Everything's Gonna Be Ok

We spend three days last week in Cape Town (Bruce Springsteen concert) This forced me to make arrangements to be sure that the cattle could be watered and cared for while we were not there.
We drove back from Cape Town on Saturday (is about eight hours drive) we drove in past the farm, just checked the cattle water - It was almost empty.

The grazing situation has improved a little. Last week Tuesday we installed a make ship "bushfence". I took a 50 m length of 1.2m Field Fence and strung it between tees and vegetation on the edge of the camp. I tensioned with with tiedown straps. The types we use to tie our fishing skis on to the roofracks. We added droppers we had saved from clearing the driveway. Well the fence has held. The cattle have not challenged it.

So the routine has become to graze the cattle in the larger camp around the cottage in the day, and then to put them back into the 50 X 50 properly fenced camp during the night with the electric fence on. Seems to work.

Next step would be to use electric fence to strip graze the cottage camp, without putting the cattle back into the 50 x 50 camp each evening. This would begin to rest the grazing and allow it to recover before it is re-grazed.

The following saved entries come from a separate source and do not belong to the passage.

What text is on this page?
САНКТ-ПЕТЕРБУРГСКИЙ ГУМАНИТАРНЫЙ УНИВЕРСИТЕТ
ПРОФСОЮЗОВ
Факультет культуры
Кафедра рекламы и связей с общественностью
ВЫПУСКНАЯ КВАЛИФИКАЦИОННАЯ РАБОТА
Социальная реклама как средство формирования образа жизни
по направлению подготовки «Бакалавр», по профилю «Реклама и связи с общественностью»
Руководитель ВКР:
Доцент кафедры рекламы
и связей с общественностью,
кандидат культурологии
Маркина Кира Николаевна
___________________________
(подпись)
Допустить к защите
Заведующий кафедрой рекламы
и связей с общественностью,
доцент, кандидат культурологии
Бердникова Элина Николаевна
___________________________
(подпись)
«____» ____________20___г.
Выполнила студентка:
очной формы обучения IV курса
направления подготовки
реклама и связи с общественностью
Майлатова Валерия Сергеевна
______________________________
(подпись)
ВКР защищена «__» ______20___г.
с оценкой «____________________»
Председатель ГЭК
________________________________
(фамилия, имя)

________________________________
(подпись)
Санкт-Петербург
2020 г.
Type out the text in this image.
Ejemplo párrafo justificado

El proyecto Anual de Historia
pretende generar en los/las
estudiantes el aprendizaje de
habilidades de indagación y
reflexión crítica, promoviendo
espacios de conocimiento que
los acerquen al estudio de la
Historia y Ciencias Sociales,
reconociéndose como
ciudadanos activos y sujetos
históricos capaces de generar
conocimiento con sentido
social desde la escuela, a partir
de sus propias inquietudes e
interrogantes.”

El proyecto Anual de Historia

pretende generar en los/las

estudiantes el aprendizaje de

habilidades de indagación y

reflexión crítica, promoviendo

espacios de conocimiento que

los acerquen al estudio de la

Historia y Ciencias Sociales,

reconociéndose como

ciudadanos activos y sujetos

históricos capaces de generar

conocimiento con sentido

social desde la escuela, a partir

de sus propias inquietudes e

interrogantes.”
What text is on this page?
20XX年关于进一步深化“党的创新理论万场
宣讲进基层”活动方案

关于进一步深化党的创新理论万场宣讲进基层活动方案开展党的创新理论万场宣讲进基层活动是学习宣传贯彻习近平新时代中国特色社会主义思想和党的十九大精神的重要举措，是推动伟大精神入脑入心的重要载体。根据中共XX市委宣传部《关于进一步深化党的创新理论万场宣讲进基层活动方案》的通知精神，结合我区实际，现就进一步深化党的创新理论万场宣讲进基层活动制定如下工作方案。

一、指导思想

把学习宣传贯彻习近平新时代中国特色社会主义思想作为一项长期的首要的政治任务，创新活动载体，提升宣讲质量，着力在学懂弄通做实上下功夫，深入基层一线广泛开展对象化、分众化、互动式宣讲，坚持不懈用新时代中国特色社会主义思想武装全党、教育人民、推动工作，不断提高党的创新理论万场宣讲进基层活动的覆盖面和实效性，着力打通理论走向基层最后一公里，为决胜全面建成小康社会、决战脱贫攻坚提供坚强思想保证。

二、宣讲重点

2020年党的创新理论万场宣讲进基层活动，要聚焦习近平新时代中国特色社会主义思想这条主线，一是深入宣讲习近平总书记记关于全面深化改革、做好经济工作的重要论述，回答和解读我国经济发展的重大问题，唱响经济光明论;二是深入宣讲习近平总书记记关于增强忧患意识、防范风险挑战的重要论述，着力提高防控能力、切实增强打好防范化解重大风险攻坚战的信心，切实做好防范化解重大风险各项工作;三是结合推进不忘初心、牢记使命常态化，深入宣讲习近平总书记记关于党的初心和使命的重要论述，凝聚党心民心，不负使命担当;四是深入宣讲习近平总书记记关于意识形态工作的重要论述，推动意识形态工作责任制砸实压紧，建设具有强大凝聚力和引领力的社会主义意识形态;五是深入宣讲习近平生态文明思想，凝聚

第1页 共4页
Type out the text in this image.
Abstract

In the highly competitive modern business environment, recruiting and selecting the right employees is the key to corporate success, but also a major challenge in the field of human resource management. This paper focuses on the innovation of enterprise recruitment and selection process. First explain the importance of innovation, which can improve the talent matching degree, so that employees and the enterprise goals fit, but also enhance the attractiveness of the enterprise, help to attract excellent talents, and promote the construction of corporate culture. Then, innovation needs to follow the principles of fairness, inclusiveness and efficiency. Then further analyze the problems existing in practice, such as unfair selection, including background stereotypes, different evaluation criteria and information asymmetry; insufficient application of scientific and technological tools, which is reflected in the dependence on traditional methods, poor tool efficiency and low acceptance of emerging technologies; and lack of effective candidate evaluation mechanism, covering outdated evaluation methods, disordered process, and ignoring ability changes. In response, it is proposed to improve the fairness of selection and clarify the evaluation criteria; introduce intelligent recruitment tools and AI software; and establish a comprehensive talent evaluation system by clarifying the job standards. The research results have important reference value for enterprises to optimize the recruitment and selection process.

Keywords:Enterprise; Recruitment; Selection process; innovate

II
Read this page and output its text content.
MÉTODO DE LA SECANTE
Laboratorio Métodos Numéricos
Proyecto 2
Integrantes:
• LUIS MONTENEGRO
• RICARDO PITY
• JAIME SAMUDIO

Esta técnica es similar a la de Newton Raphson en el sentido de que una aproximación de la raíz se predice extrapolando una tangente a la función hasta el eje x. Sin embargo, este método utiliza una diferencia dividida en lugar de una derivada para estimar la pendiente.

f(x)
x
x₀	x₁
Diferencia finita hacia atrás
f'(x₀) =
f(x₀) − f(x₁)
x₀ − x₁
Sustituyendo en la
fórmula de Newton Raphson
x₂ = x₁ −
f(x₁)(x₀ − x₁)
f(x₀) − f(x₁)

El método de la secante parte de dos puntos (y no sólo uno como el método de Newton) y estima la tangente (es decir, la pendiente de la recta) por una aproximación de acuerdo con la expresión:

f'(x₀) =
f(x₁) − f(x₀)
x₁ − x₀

On the progress with the transfer: NHBRC eventually gave me an "assessment" - the amount I must pay in order to get the enrolment certificate. (R4700.00, once I convinced them that I could not pay a fee based on the value of the entire farm and the new cottage that is to be built. We eventually agreed that a 1000 sq m plot could be assumed for calculation purposes) So they promised the enrolment certificate by tomorrow, which will then allow the bond registration attorneys to continue and then we should expect transfer in 3 weeks.